Joe Biden will point to his January 27 op-ed on how Trump is the “worst possible leader” to deal with a pandemic and his own plan to combat coronavirus through the fall and winter. He’ll bring Obama on the campaign trail. Talk about how Obamacare was a big effing deal. He’ll call people Jack. He’ll run hundreds of millions of dollars worth of ads emphasizing his empathy and competence.
Donald Trump will invoke Hunter Biden and socialism and Hillary’s emails and the Crime Bill and Hunter Biden again and he’ll call him Sleepy China Joe and he’ll meme Biden sniffing women’s hair and talk about how great the economy was before the invisible foreign enemy that nobody could have predicted came ashore just to ruin his presidency while he was fighting off the impeachment witch hunt hoax.
He’ll demonize immigrants and run Facebook ads attacking the free healthcare Joe wants to give to the caravan of Wuhan Flu infected Chinese ISIS members about to cross the border any minute now.
But in the end this will be a country decimated by a pandemic. Tens of thousands of Americans will be dead. International travel will be a distant memory. If we are incredibly lucky, we’ll have an economy that is slowly rebounding, but there will still be millions of people suffering increased financial hardship.
With pain and devastation at that scale, nothing else is going to break through. The election will hinge on one question: Did Donald Trump do everything a president should have done to keep America safe from the pandemic?
So for Trump, that means he’ll have to convince the country that there’s an American resurrection taking place. (No longer happening on Easter Sunday.) It’s a complicated argument that depends on having favorable facts on the ground and avoiding any responsibility for the disaster in the first place.
For the Democrats there’s simply this screenshot. Here, take a look at it again:
Nothing complicated. There’s really not much more to say. The president had all the information about the threat of the virus at his fingertips in February. The Democrats said he wasn’t taking this threat seriously and pressed him into action. It’s all right there, in their own words, with time stamps and everything.
Instead of acting Trump spent over a month live tweeting cable news and retweeting crackpot science takes from the actor James Woods.

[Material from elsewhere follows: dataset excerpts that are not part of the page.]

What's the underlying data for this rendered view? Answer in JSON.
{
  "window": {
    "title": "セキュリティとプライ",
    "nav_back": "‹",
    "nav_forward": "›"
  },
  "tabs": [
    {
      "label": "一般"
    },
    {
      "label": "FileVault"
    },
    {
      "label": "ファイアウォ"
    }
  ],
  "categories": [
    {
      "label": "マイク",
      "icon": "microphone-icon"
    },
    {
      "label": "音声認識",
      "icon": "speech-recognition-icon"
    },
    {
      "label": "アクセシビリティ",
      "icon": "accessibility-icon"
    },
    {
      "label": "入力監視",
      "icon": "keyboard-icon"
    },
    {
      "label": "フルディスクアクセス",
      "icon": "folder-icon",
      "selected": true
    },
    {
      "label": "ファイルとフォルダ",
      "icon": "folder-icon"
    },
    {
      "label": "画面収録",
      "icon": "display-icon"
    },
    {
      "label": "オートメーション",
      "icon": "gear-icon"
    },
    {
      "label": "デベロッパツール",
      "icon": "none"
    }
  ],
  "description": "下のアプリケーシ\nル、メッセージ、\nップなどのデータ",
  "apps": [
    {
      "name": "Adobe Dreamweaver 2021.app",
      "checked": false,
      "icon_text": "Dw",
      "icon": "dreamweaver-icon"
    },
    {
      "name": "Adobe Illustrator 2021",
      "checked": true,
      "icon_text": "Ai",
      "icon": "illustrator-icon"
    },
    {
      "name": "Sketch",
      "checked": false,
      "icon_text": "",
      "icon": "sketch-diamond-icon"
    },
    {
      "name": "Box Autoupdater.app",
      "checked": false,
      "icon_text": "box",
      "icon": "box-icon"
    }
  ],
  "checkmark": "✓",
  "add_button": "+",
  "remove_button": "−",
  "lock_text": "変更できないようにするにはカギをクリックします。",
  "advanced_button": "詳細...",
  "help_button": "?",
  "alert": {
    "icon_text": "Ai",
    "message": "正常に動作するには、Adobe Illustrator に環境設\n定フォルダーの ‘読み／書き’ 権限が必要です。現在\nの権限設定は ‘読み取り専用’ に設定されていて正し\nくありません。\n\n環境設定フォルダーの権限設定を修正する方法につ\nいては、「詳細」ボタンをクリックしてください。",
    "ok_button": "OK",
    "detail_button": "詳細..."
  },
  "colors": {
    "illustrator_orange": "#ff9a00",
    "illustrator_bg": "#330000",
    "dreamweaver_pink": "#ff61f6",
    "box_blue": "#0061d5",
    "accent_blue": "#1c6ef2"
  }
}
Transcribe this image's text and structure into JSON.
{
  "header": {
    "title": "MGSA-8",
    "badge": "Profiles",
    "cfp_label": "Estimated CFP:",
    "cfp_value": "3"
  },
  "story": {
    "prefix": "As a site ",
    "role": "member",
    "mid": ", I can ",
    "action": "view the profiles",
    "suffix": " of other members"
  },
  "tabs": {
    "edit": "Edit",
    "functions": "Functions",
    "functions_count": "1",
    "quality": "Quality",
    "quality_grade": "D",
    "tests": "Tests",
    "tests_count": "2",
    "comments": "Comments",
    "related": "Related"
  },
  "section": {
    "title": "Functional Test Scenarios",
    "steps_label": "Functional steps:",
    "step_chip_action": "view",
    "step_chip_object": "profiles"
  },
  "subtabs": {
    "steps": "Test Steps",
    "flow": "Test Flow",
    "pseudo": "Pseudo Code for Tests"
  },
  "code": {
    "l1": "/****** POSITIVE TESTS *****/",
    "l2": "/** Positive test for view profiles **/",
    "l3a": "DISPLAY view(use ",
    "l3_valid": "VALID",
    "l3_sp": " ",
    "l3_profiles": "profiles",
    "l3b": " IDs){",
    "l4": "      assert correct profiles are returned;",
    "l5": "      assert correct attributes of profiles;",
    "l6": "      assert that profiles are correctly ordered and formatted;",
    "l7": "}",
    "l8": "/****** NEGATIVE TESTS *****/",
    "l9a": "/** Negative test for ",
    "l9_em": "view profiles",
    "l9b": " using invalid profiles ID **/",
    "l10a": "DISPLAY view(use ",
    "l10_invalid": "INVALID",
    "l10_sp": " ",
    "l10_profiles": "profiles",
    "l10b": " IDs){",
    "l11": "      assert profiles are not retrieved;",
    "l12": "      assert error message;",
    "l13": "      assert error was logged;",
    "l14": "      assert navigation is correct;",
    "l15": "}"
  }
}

You can dig through other people’s attempts to defend Trump until they turn into a corncob but what happened is right there, clear as day, in one screen shot.
This is not to say that Donald Trump will lose and Joe Biden will win. Things happen. A rally around the flag effect could spur the incumbent to victory. The Russians or Chinese could put their fingers on the scale. Or the virus could still be prevalent enough that voting is hard, turnout is scrambled, and the results are a crapshoot.
But the frame and the discussion of why our country had such pain inflicted on it will overwhelm any other case to be made against either candidate. And the campaign battlelines have already been drawn. The case against Trump is this:
“Bottom line: They aren’t taking this seriously enough.”